Light (electromagnetic radiation) behaves like a wave but it can also behave as a stream of particles carrying packs of energy called quanta. At small scales, particles can also act as quantum waves.

Version for ages 9 to 12

Quantum mechanics studies what happens inside atoms. Matter in the microcosm behaves differently than in the macrocosm.


Breaking down of the Quantum Big Idea of Science

Intermediate ideas of Science Small Ideas of Science

Subatomic particles properties

Subatomic particles behave differently than matter in the macrocosm. In these scales, particles exhibit both particle and wave properties (wave-particle duality). They are also subjected to the uncertainty principle, which states that their position and momentum, cannot be measured exactly simultaneously.
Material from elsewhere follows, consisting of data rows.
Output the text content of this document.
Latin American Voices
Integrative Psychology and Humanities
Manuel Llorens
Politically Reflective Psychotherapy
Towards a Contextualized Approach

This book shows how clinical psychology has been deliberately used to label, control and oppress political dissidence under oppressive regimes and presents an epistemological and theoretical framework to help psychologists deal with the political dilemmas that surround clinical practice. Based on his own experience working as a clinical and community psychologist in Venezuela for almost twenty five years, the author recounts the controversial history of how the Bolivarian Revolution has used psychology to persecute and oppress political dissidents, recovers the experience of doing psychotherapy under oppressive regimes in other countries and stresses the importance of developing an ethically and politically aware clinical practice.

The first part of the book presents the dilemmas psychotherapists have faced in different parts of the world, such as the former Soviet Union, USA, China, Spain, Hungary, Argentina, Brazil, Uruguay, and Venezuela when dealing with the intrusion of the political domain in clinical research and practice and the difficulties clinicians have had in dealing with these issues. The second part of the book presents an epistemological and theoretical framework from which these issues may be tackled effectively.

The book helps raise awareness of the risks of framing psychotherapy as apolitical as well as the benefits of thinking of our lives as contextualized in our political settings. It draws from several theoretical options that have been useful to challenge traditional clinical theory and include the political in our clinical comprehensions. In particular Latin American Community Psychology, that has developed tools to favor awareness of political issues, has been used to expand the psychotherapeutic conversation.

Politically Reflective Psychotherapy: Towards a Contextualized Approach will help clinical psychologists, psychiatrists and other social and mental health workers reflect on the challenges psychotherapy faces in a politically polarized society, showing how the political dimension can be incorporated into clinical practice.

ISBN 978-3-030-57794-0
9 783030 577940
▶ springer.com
Interactions of subatomic particles can cause the transformation of matter into energy and vice versa by emitting or absorbing specific quanta (a minimum amount) of energy.

Phenomena and applications

Quantum phenomena occur due to the interactions of subatomic particles according to their quantum properties and obey the laws of quantum mechanics. Some of these phenomena are used in contemporary applications like the scanning tunneling microscope and quantum computing.